Hundley performed second, with her electric circus-themed routine; very clean tumbling this week helped her score a 9.9. Star senior Boren was drew roars during her tumbling, but had to settle for a 9.925, and remains on the hunt for a perfect 10. Freshman Thomas matched Boren with another 9.925, her huge tumbling carrying the day, and then Florida’s anchors — Baumann and Gowey — each clicking off 9.9s for solid hit routines. (Gowey’s score was a career high.)
This week’s final results found Thomas winning her first — of assuredly many — career all-around titles with a massive 39.7 score. She got there by also winning the bars title and beam title, and sharing the floor title with Boren. Florida’s poor vault rotation allowed Kentucky’s Katie Stuart to win the vault title, however.
And Florida will likely need to be its absolute sharpest if it is going to maintain its spotless record this week, when the Gators will travel to powerhouse Oklahoma for their hardest meet of the season. The meet, which now pits No. 1 and No. 2 in college gymnastics, will be broadcast on Fox College Sports at 7:45 pm Eastern.

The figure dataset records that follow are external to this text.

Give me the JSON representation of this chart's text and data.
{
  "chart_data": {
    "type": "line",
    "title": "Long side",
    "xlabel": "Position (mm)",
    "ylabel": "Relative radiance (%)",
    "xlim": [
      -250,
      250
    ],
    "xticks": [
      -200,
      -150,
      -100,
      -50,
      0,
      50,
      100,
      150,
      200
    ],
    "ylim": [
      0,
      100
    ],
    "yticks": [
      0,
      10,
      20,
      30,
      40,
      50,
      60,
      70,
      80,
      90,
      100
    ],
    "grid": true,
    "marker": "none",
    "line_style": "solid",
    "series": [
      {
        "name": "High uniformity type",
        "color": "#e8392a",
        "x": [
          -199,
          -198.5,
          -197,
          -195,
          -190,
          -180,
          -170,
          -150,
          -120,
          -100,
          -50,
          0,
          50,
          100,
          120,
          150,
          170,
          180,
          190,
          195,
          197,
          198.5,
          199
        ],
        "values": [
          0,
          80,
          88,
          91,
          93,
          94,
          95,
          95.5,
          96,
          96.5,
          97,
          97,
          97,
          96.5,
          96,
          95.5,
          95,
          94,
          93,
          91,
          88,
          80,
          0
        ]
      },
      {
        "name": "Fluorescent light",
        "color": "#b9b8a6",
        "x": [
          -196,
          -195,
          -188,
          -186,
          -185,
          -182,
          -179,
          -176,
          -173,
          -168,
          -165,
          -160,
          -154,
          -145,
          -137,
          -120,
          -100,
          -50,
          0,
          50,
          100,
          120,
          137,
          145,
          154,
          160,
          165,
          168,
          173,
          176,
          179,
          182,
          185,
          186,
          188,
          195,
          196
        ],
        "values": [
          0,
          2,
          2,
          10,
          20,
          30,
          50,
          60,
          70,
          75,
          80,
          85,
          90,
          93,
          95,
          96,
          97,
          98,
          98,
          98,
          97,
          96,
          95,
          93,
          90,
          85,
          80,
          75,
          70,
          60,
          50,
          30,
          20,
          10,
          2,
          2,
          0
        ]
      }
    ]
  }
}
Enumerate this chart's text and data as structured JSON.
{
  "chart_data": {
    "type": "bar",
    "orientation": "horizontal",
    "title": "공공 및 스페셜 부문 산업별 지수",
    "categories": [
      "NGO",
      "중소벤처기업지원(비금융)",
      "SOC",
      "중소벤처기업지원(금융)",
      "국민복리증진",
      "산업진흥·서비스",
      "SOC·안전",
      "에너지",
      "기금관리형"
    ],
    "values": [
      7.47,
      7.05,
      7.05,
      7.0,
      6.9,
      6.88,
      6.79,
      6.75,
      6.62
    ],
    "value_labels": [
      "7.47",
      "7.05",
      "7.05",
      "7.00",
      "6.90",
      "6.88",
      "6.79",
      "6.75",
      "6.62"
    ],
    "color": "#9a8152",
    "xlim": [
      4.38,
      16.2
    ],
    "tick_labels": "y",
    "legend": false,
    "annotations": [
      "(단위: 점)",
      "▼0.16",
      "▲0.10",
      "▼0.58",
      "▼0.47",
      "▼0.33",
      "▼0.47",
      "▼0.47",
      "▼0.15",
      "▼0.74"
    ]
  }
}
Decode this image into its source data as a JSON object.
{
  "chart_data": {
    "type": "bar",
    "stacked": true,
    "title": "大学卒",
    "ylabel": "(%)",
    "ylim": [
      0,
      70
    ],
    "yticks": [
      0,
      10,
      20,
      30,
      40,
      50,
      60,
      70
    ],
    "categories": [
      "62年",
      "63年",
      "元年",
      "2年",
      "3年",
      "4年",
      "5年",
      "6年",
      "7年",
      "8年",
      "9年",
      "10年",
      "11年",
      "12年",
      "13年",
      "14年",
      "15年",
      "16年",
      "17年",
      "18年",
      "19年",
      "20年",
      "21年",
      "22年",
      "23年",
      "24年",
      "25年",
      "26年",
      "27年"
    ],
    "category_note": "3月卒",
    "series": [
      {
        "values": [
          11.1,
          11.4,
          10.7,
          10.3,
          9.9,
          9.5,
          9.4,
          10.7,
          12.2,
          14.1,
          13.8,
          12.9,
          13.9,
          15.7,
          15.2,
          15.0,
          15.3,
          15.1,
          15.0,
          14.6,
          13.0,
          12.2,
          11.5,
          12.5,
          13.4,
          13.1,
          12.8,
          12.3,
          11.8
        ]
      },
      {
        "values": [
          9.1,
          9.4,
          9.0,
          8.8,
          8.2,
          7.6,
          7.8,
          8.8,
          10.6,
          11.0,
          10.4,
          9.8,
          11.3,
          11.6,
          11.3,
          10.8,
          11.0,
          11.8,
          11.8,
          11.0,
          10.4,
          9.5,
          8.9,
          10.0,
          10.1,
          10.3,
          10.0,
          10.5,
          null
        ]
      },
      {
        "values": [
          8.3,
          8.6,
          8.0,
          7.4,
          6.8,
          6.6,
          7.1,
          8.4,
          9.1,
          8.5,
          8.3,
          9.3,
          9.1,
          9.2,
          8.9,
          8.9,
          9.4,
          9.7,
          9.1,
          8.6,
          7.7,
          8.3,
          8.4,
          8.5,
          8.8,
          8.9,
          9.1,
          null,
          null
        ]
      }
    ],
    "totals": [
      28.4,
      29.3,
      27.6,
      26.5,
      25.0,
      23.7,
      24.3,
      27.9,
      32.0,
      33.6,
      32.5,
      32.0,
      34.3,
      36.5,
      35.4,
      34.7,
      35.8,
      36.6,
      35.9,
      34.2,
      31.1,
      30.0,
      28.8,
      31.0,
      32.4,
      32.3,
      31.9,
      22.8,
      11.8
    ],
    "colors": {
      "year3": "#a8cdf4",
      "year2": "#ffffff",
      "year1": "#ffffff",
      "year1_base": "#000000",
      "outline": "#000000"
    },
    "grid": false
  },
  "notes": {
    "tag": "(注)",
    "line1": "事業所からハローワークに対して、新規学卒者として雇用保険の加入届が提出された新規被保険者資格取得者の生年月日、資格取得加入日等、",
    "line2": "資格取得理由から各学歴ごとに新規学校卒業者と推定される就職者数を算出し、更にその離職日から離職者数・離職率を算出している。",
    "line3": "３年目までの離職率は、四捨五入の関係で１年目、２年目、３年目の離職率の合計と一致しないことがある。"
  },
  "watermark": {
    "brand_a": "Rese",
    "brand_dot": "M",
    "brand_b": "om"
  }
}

After the first three meets of the season, though, it is easy to say that the Gators have found a fine form, competing so well on bars, beam, and floor that they can compete with the best in the country even without a strong vault rotation. If they can ultimately figure out their vault lineup, this team — which has that special spark we last saw as it won three straight national championships — may have the sport’s biggest hardware in its future.
If you missed the meet, consider checking out a replay to see Cheney’s (9.825) vault, Boren (9.95) and Thomas’s (9.975) bars, Skaggs’s beam (9.875), and Boren’s (9.925) floor. If you have extra time, check out the entire bars rotation: It was a stunner!